Addressing the Joint Committee on the Implementation of the Good Friday agreement, Mr Ó Muilleoir said a whole raft of social, structural and peace funding from Brussels had been placed in doubt in the wake of the June referendum.
"Pick a paper everyday and you have a different idea of what the British are going to do in relation to Brexit," he said, making it difficult for Stormont to have a plan on how to cope with the potential fallout.
Mr Ó Muilleoir said the North’s farmers would be the hardest hit by the Brexit fallout given the sector’s dependence on EU customers and its dependence on EU subsidies.

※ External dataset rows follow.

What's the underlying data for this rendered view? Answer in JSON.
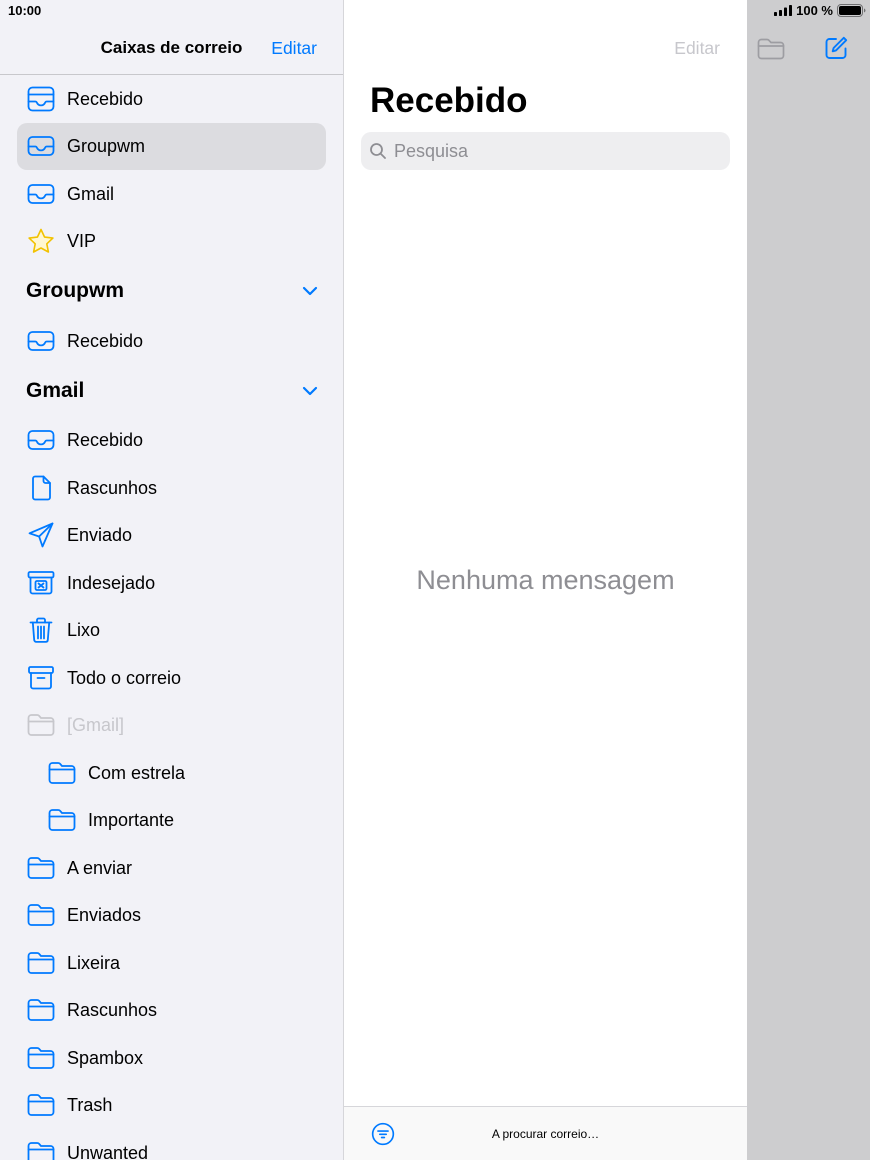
{
  "status_bar": {
    "time": "10:00",
    "battery": "100 %",
    "battery_level": 1.0
  },
  "sidebar": {
    "title": "Caixas de correio",
    "edit_label": "Editar",
    "favorites": [
      {
        "label": "Recebido",
        "icon": "all-inboxes-icon"
      },
      {
        "label": "Groupwm",
        "icon": "inbox-icon",
        "selected": true
      },
      {
        "label": "Gmail",
        "icon": "inbox-icon"
      },
      {
        "label": "VIP",
        "icon": "star-icon"
      }
    ],
    "accounts": [
      {
        "name": "Groupwm",
        "expanded": true,
        "mailboxes": [
          {
            "label": "Recebido",
            "icon": "inbox-icon"
          }
        ]
      },
      {
        "name": "Gmail",
        "expanded": true,
        "mailboxes": [
          {
            "label": "Recebido",
            "icon": "inbox-icon"
          },
          {
            "label": "Rascunhos",
            "icon": "document-icon"
          },
          {
            "label": "Enviado",
            "icon": "paper-plane-icon"
          },
          {
            "label": "Indesejado",
            "icon": "junk-icon"
          },
          {
            "label": "Lixo",
            "icon": "trash-icon"
          },
          {
            "label": "Todo o correio",
            "icon": "archive-icon"
          },
          {
            "label": "[Gmail]",
            "icon": "folder-icon",
            "disabled": true
          },
          {
            "label": "Com estrela",
            "icon": "folder-icon",
            "level": 1
          },
          {
            "label": "Importante",
            "icon": "folder-icon",
            "level": 1
          },
          {
            "label": "A enviar",
            "icon": "folder-icon"
          },
          {
            "label": "Enviados",
            "icon": "folder-icon"
          },
          {
            "label": "Lixeira",
            "icon": "folder-icon"
          },
          {
            "label": "Rascunhos",
            "icon": "folder-icon"
          },
          {
            "label": "Spambox",
            "icon": "folder-icon"
          },
          {
            "label": "Trash",
            "icon": "folder-icon"
          },
          {
            "label": "Unwanted",
            "icon": "folder-icon"
          }
        ]
      }
    ]
  },
  "message_list": {
    "edit_label": "Editar",
    "edit_enabled": false,
    "title": "Recebido",
    "search": {
      "placeholder": "Pesquisa",
      "value": ""
    },
    "empty_text": "Nenhuma mensagem",
    "toolbar": {
      "filter_icon": "filter-icon",
      "status_text": "A procurar correio…"
    }
  },
  "detail": {
    "toolbar": {
      "move_icon": "folder-icon",
      "compose_icon": "compose-icon"
    }
  },
  "colors": {
    "accent": "#007aff",
    "sidebar_background": "#f2f2f7",
    "selection": "#dcdce0",
    "secondary_text": "#8e8e93",
    "disabled": "#c7c7cc",
    "star": "#f2c200",
    "dimmed_pane": "#cdcdcf"
  }
}
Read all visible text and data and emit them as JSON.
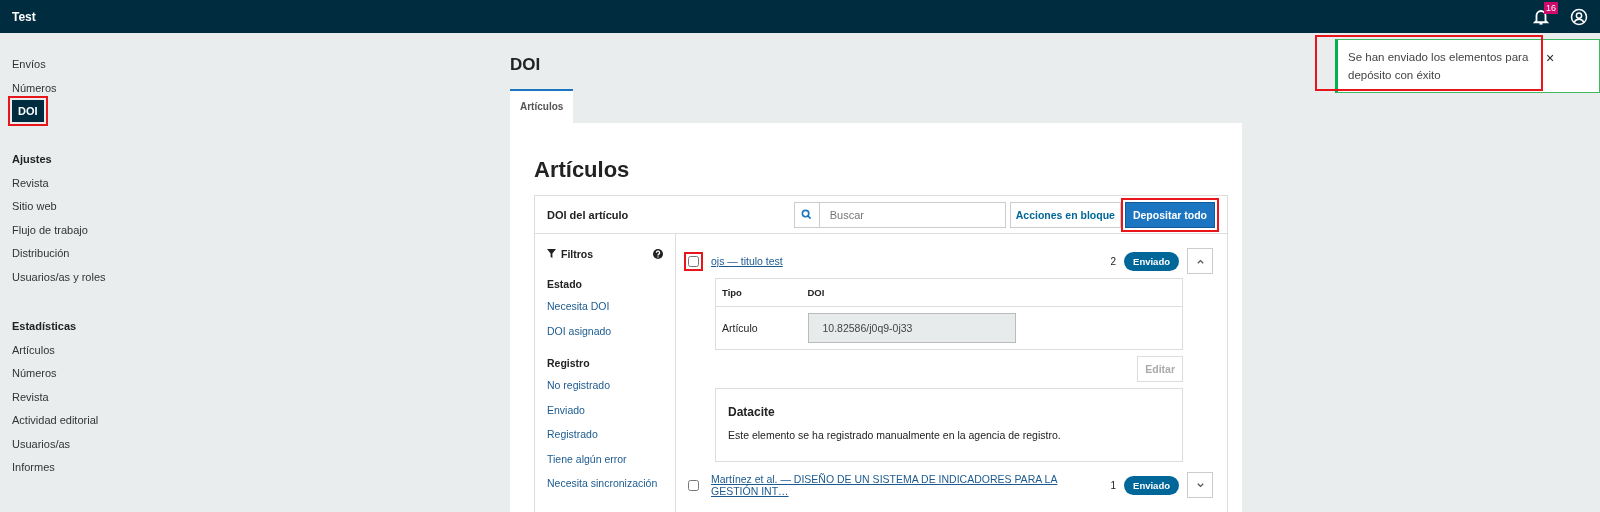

He noted that while the British chancellor had pledged to underwrite the CAP payments to farmers up to 2020 beyond that point the situation remained unclear.
“So there is this danger in 2020 that farm payments fall off a cliff,” he said.
The minister, who was scathing about the so-called Brexiteer camp in Westminster, said Brexit would be “a grievous blow to trying to build a peace and foster reconciliation”.
Speaking at the annual policy conference of the Dublin Economics Workshop at the weekend, Mr Ó Muilleoir said Northern Ireland’s move to a 12.5 per cent rate of corporation tax by 2018 was also in doubt because of the vote.
Even if it does come to pass, he said the investment dividend could be cancelled out if the North finds itself outside the EU.